In the early 1990s Ju embraced multimedia as a way of integrating her various art forms with her DIY media origins. Her alias ju90 then arose from a project exploring notions of identity and power relationships in cyberspace. She was forced to shorten her birth name as a result of her alias being over-enthusiastically welcomed in real life - to the point when she had a choice between doing that or of having two different identities - but did, however, welcome in turn the possibilities offered by having both an androgynous name and title.

In 1997 Ju was prescribed a spinal brace, and rediscovered her per-former self when she decorated it and used the experience of wearing it to explore social constructions of disability via what would now be called a blog. Having decided that she couldn't wait any longer for men to change, she also realized that she wasn't interested anyway and became a lesbian. Perversely, this has improved her relationship with her family, as well as with her male friends and fans. She also realized that she preferred electronica to rock, and ditched her Glastonbury pass for Matthew Glamorre's club scene where Bishi and Patrick Wolf were being nutured as teenagers.

Ju also became the first person in the UK to present her PhD (in Communication and Image Studies) as a hypertext [website], showing what an accessible and engaging textbook could look like if it was presented as a website combining still image, text and video with multiple reading paths.

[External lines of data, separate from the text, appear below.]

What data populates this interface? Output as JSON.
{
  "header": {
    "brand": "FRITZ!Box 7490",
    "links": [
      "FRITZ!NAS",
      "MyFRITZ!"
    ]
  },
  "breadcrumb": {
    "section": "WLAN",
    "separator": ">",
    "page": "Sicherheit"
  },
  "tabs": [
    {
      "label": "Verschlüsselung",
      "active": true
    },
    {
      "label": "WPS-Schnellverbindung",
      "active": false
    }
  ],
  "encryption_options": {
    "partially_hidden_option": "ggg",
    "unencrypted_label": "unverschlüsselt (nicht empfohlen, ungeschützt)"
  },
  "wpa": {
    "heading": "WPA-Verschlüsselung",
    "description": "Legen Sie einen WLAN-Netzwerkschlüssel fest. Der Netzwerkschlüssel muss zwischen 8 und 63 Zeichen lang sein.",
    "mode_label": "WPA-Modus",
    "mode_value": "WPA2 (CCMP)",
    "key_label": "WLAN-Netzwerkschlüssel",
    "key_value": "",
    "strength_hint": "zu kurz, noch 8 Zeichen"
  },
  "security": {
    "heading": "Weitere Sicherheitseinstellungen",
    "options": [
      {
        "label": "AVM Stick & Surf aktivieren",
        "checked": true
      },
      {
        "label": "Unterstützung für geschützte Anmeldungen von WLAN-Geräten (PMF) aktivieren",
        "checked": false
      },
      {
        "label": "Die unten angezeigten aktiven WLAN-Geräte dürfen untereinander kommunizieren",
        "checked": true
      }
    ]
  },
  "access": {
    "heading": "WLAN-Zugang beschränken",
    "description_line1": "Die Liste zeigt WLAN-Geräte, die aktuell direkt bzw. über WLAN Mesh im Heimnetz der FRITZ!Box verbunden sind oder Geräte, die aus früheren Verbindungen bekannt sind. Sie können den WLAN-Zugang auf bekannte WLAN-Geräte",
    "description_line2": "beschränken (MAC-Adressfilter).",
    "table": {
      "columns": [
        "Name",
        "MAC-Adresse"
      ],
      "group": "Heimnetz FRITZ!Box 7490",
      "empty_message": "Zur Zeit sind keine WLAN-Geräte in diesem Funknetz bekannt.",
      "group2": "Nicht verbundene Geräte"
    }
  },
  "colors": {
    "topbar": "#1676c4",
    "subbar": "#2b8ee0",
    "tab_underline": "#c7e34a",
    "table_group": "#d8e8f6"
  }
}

Her specialist subject was girl culture and girl power, as manifested in the girls' school stories that the majority of British girls enjoyed reading in the twentieth century - long after the critics had declared the books dead. (The most recent St Trinian's film proves, of course, how much we still love to parody the genre today, and the fond place that it takes in our collective affections.)

The 21st century did not start auspiciously when Ju became seriously ill after attending a journalists' conference on the west coast of Ireland, and she later failed to make a full recovery. After the organizers refused to apologise, Ju successfully took them to a Tribunal where they were found guilty of four counts of discrimination, two of them major, and of personal injury. Ju was the first person to win a case under the clauses of the Disability Discrimination Act (DDA) as they relate to trade unions, and this was despite having to represent herself with the support of volunteers because legal aid is not available for DDA cases. The National Union of Journalists continues to refuse to apologise to her.

Ju's artistic practice is situated within the theories and traditions of the international disability arts movement. She works mainly with digital lens-based media, but also with performance, text and sound. Despite failing her Art A Level, Ju's work has been presented/commissioned/exhibited in the US, Canada, Australia, India, Finland, Austria and Switzerland as well as the UK, with funders including the Arts Council England and the cities of Graz, Zurich, Leicester and Bradford. Her most recent exhibition - Abnormal: Towards a Scientific Model of Disability - opened on 31 January at the National Institute of Medical Research, following an artist's residency funded by the Wellcome Trust. Ju is currently a New Work Network Associate, and is a former Artsadmin Digital Fellow. She continues to be artist in residence at the National Disability Arts Collection and Archive (NDACA) at Holton Lee. Click here to read a full list of exhibitions, commissions etc.

Ju also runs a small-press publishing company, Bettany Press and works as a consultant. In her 'spare' time she co-Chairs the Trade Union Disability Alliance (TUDA), with Caroline Gooding, and Regard, the national LGBT Disabled people's organization, with James Haskings, and enjoys dinghy sailing. She has been based in Newham, East London for more than 20 years, with the exception of the 18 months she spent living in a surfer's community in Cornwall while completing her PhD. She has no gallery representation, but along with her Westie Genie is an Ugly model.